The panel that decided the appeal in January—Senior Judge Carlos T. Bea, who authored the majority opinion, Judge Sandra S. Ikuta who joined in that opinion, and Judge Consuelo M. Callahan who wrote a concurring opinion in which she decried the result—denied a panel rehearing; a judge called for an en banc hearing; the majority of the nonrecused active judges voted to let the panel’s decision stand.

Graber’s Statement

Graber wrote:

“We must ask, in the context of this particular dispute, which jurisdiction’s interest in enforcing its laws would be more impaired by applying the other jurisdiction’s law. That inquiry favors applying a new, specific, modern law that will frustrate the purpose of the other jurisdiction’s law only minimally. The test disfavors applying an old, general, isolated law that will eviscerate the purpose of the other jurisdiction’s law.

“The answer here is clear: California’s law applies.”

She explained:

“California’s law is new (enacted in 2010), specific to the recovery of stolen art, and consistent with nearly all domestic and international laws; and applying California’s law will affect the purpose of Spain’s law in only a tiny fraction of cases. By contrast, Spain’s law is old (enacted in 1889); applies generally to all private property; and is isolated, contrary to the law of nearly all other jurisdictions, and contrary to Spain’s own international commitments to return artwork stolen by Nazis. Finally, applying Spain’s law would undermine entirely the purpose of California’s law. The panel’s opinion concludes that Spain’s law applies by misstating the record about TBC’s alleged ‘good faith’ purchase of the painting, by applying principles that are inapposite, and by overlooking the relevance of the most important legal sources.”

‘Case Is Extraordinary’

The judge acknowledged that the full court seldom decides matters of state law but opined that “this case is extraordinary.” She continued:

“It has generated many decisions by the district court; seven published opinions by this court, including one by an en banc panel; and one unanimous published opinion by the Supreme Court reversing our earlier ruling in favor of TBC. In addition to generating significant judicial proceedings, the dispute has garnered intense media coverage and interest from all over the world. This also is the rare case that has not only a legal component, but also a moral component: Consistent with earlier statements by the district court and by the panel as a whole, Judge Callahan’s concurrence states that the opinion’s result is ‘at odds with [her] moral compass.’

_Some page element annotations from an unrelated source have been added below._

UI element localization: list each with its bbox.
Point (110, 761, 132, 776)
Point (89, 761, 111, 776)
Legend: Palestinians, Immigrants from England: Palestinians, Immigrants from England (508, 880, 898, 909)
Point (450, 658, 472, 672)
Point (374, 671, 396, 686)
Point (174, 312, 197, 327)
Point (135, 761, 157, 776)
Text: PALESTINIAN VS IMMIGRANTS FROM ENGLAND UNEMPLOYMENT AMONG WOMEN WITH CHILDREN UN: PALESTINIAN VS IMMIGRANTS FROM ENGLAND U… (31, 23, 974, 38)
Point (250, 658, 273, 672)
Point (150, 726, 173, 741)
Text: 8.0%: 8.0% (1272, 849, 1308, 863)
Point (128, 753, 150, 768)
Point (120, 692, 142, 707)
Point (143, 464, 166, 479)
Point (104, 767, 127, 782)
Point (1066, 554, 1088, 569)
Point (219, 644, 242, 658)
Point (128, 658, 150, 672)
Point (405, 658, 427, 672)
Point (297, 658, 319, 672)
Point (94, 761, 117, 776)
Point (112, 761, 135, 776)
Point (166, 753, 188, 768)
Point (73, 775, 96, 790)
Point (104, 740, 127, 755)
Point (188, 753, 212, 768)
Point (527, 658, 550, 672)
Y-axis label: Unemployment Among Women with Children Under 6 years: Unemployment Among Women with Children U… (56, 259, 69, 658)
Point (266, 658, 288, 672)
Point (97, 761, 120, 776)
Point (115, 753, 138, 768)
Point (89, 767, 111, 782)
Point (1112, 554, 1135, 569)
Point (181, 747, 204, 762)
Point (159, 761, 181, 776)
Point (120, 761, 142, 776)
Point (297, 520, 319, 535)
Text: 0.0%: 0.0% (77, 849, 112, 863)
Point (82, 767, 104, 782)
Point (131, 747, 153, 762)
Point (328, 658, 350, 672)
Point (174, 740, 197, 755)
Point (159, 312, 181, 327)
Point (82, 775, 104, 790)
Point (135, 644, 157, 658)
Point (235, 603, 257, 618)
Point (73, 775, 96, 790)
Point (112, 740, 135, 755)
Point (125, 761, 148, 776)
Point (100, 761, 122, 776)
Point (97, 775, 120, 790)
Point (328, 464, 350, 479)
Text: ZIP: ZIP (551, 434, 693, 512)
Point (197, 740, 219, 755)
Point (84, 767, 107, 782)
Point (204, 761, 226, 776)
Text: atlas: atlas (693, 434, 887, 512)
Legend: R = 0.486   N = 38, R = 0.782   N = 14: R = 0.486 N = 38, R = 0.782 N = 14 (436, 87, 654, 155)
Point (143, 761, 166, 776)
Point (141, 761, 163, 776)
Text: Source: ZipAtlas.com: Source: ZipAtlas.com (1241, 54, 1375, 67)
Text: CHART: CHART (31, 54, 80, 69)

“The issue is critically important. The world is watching. We should reach the result that is both legally compelled and morally correct. I am deeply disappointed by this court’s decision, which has the unnecessary effect of perpetuating the harms caused by Nazis during World War II.”

(The U.S. Supreme Court, in its 2022 decision mandating that California conflicts law be applied rather than a rule based on federal common law, noted that “[t]he painting is now thought to be worth tens of millions.”)

Graber noted the worldwide press coverage of the controversy and cited a Jan. 13 editorial in the Los Angeles Times titled “It’s outrageous that a Spanish museum refuses to return Nazi-looted art to the rightful heirs.” She quoted it as saying: “It is shameful that the museum and the Spanish government refuse to do what is just and moral, which is to return the painting that Lilly Cassirer hung on the wall of her apartment in Berlin.”

 

—AP

Above is a photo of Claude Cassirer, now deceased, who was the son and sole heir of the woman from whom the Nazis stole a painting now worth tens of millions of dollars. He brought suit in 2005 to gain possession of the artwork.

The jurist commented:

“We should apply the law correctly to this high-profile and morally weighty case. Nor is the contrary result unfair to Spain or its instrumentality, TBC. TBC may have lacked actual knowledge that the painting was stolen, but there is no unfairness in requiring TBC to relinquish it….[D]espite several strong red flags suggesting that the painting had been stolen by Nazis, TBC voluntarily chose not to investigate at all the painting or its provenance. Nothing required TBC to investigate, but TBC bore the risk that its rightful owner would make a claim.”